Ruki: Jujur, Saya tak Setuju dengan Dana Aspirasi

Suci Sedya Utami    •    Kamis, 25 Jun 2015 06:25 WIB
dana aspirasi
Ruki: Jujur, Saya tak Setuju dengan Dana Aspirasi
Pelaksana Tugas Ketua Komisi Pemberantasan Korupsi Taufiequrachman Ruki. (Foto: MI/M. Irfan)

Metrotvnews.com, Jakarta: Pelaksana Tugas Ketua Komisi Pemberantasan Korupsi (KPK) Taufiequrachman Ruki menyatakan tidak setuju dengan usulan dana aspirasi DPR sebesar Rp11,2 triliun di 2016. Namun, dia tak bisa melawan keputusan politik tersebut. 

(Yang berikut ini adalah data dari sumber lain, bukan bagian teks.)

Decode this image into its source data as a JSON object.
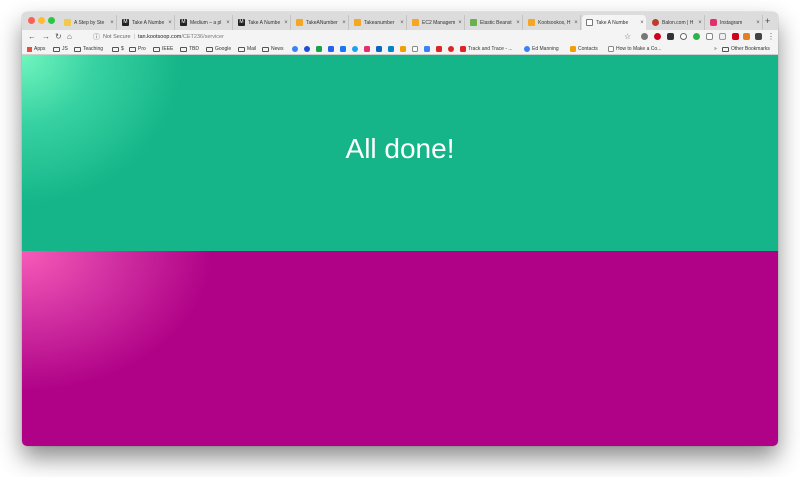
{
  "tabs": [
    {
      "title": "A Step by Ste",
      "icon": "step-icon",
      "color": "#f2c94c"
    },
    {
      "title": "Take A Numbe",
      "icon": "m-icon",
      "color": "#222222"
    },
    {
      "title": "Medium – a pl",
      "icon": "m-icon",
      "color": "#222222"
    },
    {
      "title": "Take A Numbe",
      "icon": "m-icon",
      "color": "#222222"
    },
    {
      "title": "TakeANumber",
      "icon": "aws-icon",
      "color": "#f5a623"
    },
    {
      "title": "Takeanumber",
      "icon": "aws-icon",
      "color": "#f5a623"
    },
    {
      "title": "EC2 Managem",
      "icon": "ec2-icon",
      "color": "#f5a623"
    },
    {
      "title": "Elastic Beanst",
      "icon": "beanstalk-icon",
      "color": "#6ab04c"
    },
    {
      "title": "Kootsookos, H",
      "icon": "keyhole-icon",
      "color": "#f5a623"
    },
    {
      "title": "Take A Numbe",
      "icon": "page-icon",
      "color": "#ffffff"
    },
    {
      "title": "Balon.com | H",
      "icon": "balon-icon",
      "color": "#c0392b"
    },
    {
      "title": "Instagram",
      "icon": "instagram-icon",
      "color": "#e1306c"
    }
  ],
  "toolbar": {
    "not_secure": "Not Secure",
    "separator": "|",
    "host": "tan.kootsoop.com",
    "path": "/CET236/servicer"
  },
  "bookmarks": {
    "items": [
      {
        "label": "Apps",
        "type": "apps"
      },
      {
        "label": "JS",
        "type": "folder"
      },
      {
        "label": "Teaching",
        "type": "folder"
      },
      {
        "label": "$",
        "type": "folder"
      },
      {
        "label": "Pro",
        "type": "folder"
      },
      {
        "label": "IEEE",
        "type": "folder"
      },
      {
        "label": "TBD",
        "type": "folder"
      },
      {
        "label": "Google",
        "type": "folder"
      },
      {
        "label": "Mail",
        "type": "folder"
      },
      {
        "label": "News",
        "type": "folder"
      },
      {
        "label": "Track and Trace - ...",
        "type": "link"
      },
      {
        "label": "Ed Manning",
        "type": "link"
      },
      {
        "label": "Contacts",
        "type": "link"
      },
      {
        "label": "How to Make a Co...",
        "type": "link"
      }
    ],
    "overflow": "»",
    "other": "Other Bookmarks"
  },
  "page": {
    "status_text": "All done!",
    "top_color": "#15b589",
    "bottom_color": "#b00287"
  }
}
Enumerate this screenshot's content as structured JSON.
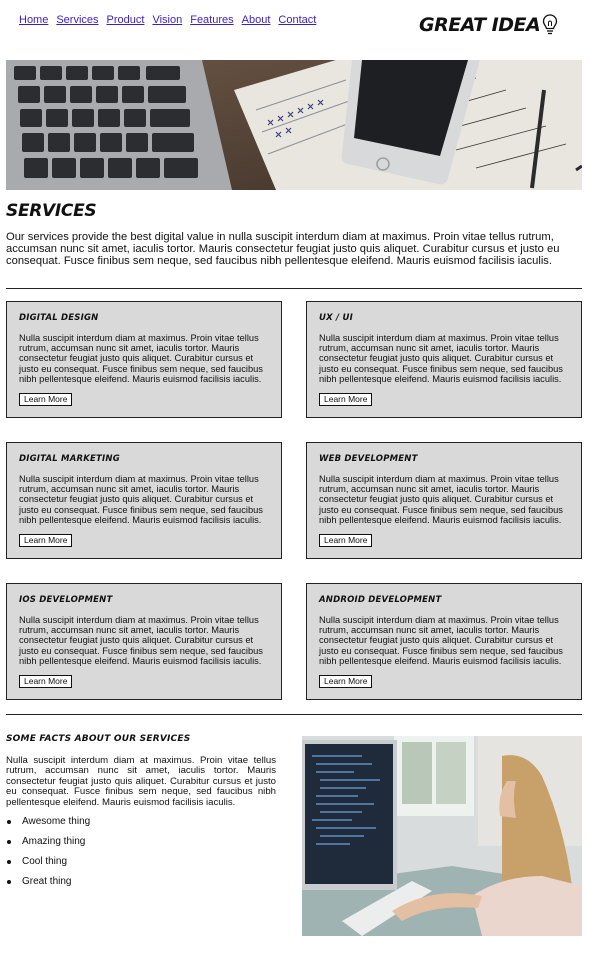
{
  "nav": {
    "items": [
      "Home",
      "Services",
      "Product",
      "Vision",
      "Features",
      "About",
      "Contact"
    ]
  },
  "logo": {
    "text": "GREAT IDEA",
    "icon": "lightbulb-icon"
  },
  "services": {
    "title": "SERVICES",
    "intro": "Our services provide the best digital value in nulla suscipit interdum diam at maximus. Proin vitae tellus rutrum, accumsan nunc sit amet, iaculis tortor. Mauris consectetur feugiat justo quis aliquet. Curabitur cursus et justo eu consequat. Fusce finibus sem neque, sed faucibus nibh pellentesque eleifend. Mauris euismod facilisis iaculis.",
    "cards": [
      {
        "title": "Digital Design",
        "body": "Nulla suscipit interdum diam at maximus. Proin vitae tellus rutrum, accumsan nunc sit amet, iaculis tortor. Mauris consectetur feugiat justo quis aliquet. Curabitur cursus et justo eu consequat. Fusce finibus sem neque, sed faucibus nibh pellentesque eleifend. Mauris euismod facilisis iaculis.",
        "button": "Learn More"
      },
      {
        "title": "UX / UI",
        "body": "Nulla suscipit interdum diam at maximus. Proin vitae tellus rutrum, accumsan nunc sit amet, iaculis tortor. Mauris consectetur feugiat justo quis aliquet. Curabitur cursus et justo eu consequat. Fusce finibus sem neque, sed faucibus nibh pellentesque eleifend. Mauris euismod facilisis iaculis.",
        "button": "Learn More"
      },
      {
        "title": "Digital Marketing",
        "body": "Nulla suscipit interdum diam at maximus. Proin vitae tellus rutrum, accumsan nunc sit amet, iaculis tortor. Mauris consectetur feugiat justo quis aliquet. Curabitur cursus et justo eu consequat. Fusce finibus sem neque, sed faucibus nibh pellentesque eleifend. Mauris euismod facilisis iaculis.",
        "button": "Learn More"
      },
      {
        "title": "Web Development",
        "body": "Nulla suscipit interdum diam at maximus. Proin vitae tellus rutrum, accumsan nunc sit amet, iaculis tortor. Mauris consectetur feugiat justo quis aliquet. Curabitur cursus et justo eu consequat. Fusce finibus sem neque, sed faucibus nibh pellentesque eleifend. Mauris euismod facilisis iaculis.",
        "button": "Learn More"
      },
      {
        "title": "iOS Development",
        "body": "Nulla suscipit interdum diam at maximus. Proin vitae tellus rutrum, accumsan nunc sit amet, iaculis tortor. Mauris consectetur feugiat justo quis aliquet. Curabitur cursus et justo eu consequat. Fusce finibus sem neque, sed faucibus nibh pellentesque eleifend. Mauris euismod facilisis iaculis.",
        "button": "Learn More"
      },
      {
        "title": "Android Development",
        "body": "Nulla suscipit interdum diam at maximus. Proin vitae tellus rutrum, accumsan nunc sit amet, iaculis tortor. Mauris consectetur feugiat justo quis aliquet. Curabitur cursus et justo eu consequat. Fusce finibus sem neque, sed faucibus nibh pellentesque eleifend. Mauris euismod facilisis iaculis.",
        "button": "Learn More"
      }
    ]
  },
  "facts": {
    "title": "Some facts about our services",
    "body": "Nulla suscipit interdum diam at maximus. Proin vitae tellus rutrum, accumsan nunc sit amet, iaculis tortor. Mauris consectetur feugiat justo quis aliquet. Curabitur cursus et justo eu consequat. Fusce finibus sem neque, sed faucibus nibh pellentesque eleifend. Mauris euismod facilisis iaculis.",
    "list": [
      "Awesome thing",
      "Amazing thing",
      "Cool thing",
      "Great thing"
    ]
  }
}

"Secara pribadi jujur saja saya tidak setuju, namun kalau sudah jadi keputusan politik mau diapakan," kata Ruki saat ditemui di Kementerian Keuangan, Jakarta Pusat, Rabu (24/6/2016).

Menurut dia, di negara demokratis seperti Indonesia, pendapat orang per orang tidak bisa dijadikan pegangan untuk sebuah keputusan publik. Dia hanya bisa mengimbau, jika nanti usulan tersebut disetujui, sistemnya harus dikelola dengan baik, jangan sampai disalahgunakan anggarannya.

"Karena ini sudah jadi keputusan politik, saya hanya bisa mengatakan sistemnya harus ditata dengan baik. Jangan diberikan peluang terjadi penyimpangan-penyimpangan," ujar Ruki.

Pasalnya jika ada penyimpangan, kata dia, urusannya akan berhadapan dengan ranah hukum. "Kalau terjadi penyimpangan akan menyebabkan inefisiensi," jelas dia.

Sebelumnya, DPR dalam Sidang Paripurna Selasa, 23 Juni lalu, menyetujui mekanisme usulan dana aspirasi untuk dibahas lebih lanjut. Meskipun, ada tiga fraksi yang menolak yakni PDIP, NasDem, dan Hanura.